By: Ken Belson and Kevin Draper
The New York Times
01/31/2019
ATLANTA — The executive director of the N.F.L. Players Association, DeMaurice Smith, said Thursday that the union would push for more generous benefits for all retired players in the coming negotiations over the collective bargaining agreement, which expires after the 2020 season.
The union has been criticized for not doing enough to improve the pensions and health insurance for older retired players. Eric Dickerson and a group of other former stars sent a letter to Smith, N.F.L. Commissioner Roger Goodell, and David Baker, the president of the Pro Football Hall of Fame, saying they would not attend the annual induction ceremony until all members of the Hall of Fame receive health insurance and a salary.
In September, another group of prominent former players formed a nonprofit group called Fairness for Athletes in Retirement, or FAIR, that has a single goal: to gain pensions equivalent to those of players who retired after 1993. Before 1993, pension contributions were far less than for players who retired after that year.
Smith said that helping retired players had always been a priority, noting that in 2011, the league and the union established the Legacy Fund, which provided $620 million to improve the pensions of players who retired before 1993.
“We have always reached back and improved pensions,” he said. “I think it’s smart that former players understand that we can accomplish more in improving benefits. This is a union that is never going to select a certain group of players over another group of players.”
Dewey McClain, a former player and an executive committee member at the Players Association, added, “There are roughly 25,000 former players, and we need to take care of all of them.”
Improving retiree benefits will be one of many issues facing the union as it braces for negotiations to renew its labor deal. During the last negotiation, in 2011, the owners locked out the players, and the work stoppage lasted about four months.
The union has been diverting royalties from its deal with Electronic Arts, the maker of the “Madden NFL” series of video games, into a fund to be used in case of another lockout. Smith declined to say whether the union would sue the league if it diverted money from its media contracts into its own fund, a step the union took in 2011. But he did say negotiations were not a pretty process.

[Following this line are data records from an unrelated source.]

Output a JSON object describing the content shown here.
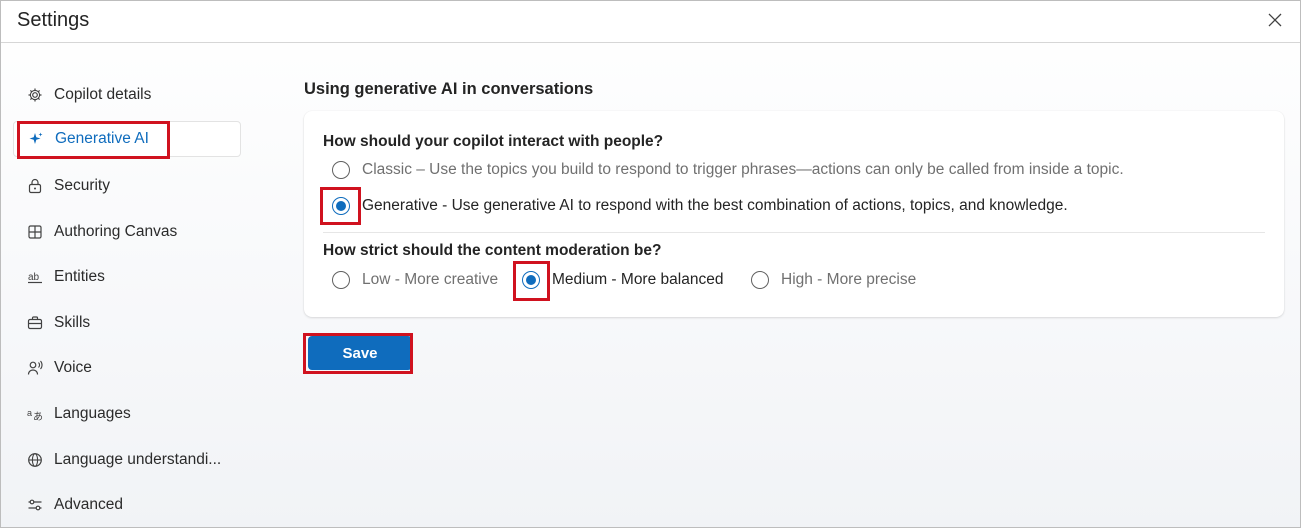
{
  "window": {
    "title": "Settings",
    "close_icon": "close-icon"
  },
  "sidebar": {
    "items": [
      {
        "label": "Copilot details",
        "icon": "gear-icon",
        "selected": false
      },
      {
        "label": "Generative AI",
        "icon": "sparkle-icon",
        "selected": true
      },
      {
        "label": "Security",
        "icon": "lock-icon",
        "selected": false
      },
      {
        "label": "Authoring Canvas",
        "icon": "grid-icon",
        "selected": false
      },
      {
        "label": "Entities",
        "icon": "text-ab-icon",
        "selected": false
      },
      {
        "label": "Skills",
        "icon": "briefcase-icon",
        "selected": false
      },
      {
        "label": "Voice",
        "icon": "person-voice-icon",
        "selected": false
      },
      {
        "label": "Languages",
        "icon": "translate-icon",
        "selected": false
      },
      {
        "label": "Language understandi...",
        "icon": "globe-icon",
        "selected": false
      },
      {
        "label": "Advanced",
        "icon": "sliders-icon",
        "selected": false
      }
    ]
  },
  "main": {
    "section_title": "Using generative AI in conversations",
    "q1": {
      "label": "How should your copilot interact with people?",
      "options": [
        {
          "label": "Classic – Use the topics you build to respond to trigger phrases—actions can only be called from inside a topic.",
          "checked": false
        },
        {
          "label": "Generative - Use generative AI to respond with the best combination of actions, topics, and knowledge.",
          "checked": true
        }
      ]
    },
    "q2": {
      "label": "How strict should the content moderation be?",
      "options": [
        {
          "label": "Low - More creative",
          "checked": false
        },
        {
          "label": "Medium - More balanced",
          "checked": true
        },
        {
          "label": "High - More precise",
          "checked": false
        }
      ]
    },
    "save_label": "Save"
  },
  "colors": {
    "accent": "#0f6cbd",
    "highlight": "#d0121f"
  }
}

“It is one of the messiest, nastiest things you could ever do,” he said.
The union wants to increase the share of players contracts that are guaranteed, but Smith said that was not necessarily something that could be achieved through the coming negotiations. Rather, it could be gained more quickly by players demanding it in contract negotiations.
The union’s executive members were encouraged that Kirk Cousins, a quarterback on the Minnesota Vikings, was able to sign a fully guaranteed, three-year $84 million contract last off-season.
“Would we love guaranteed contracts? Yes,” said Mark Herzlich, a member of the executive committee. “Is it something we will ask for? Yes. Is it the sole thing we will ask for? No.”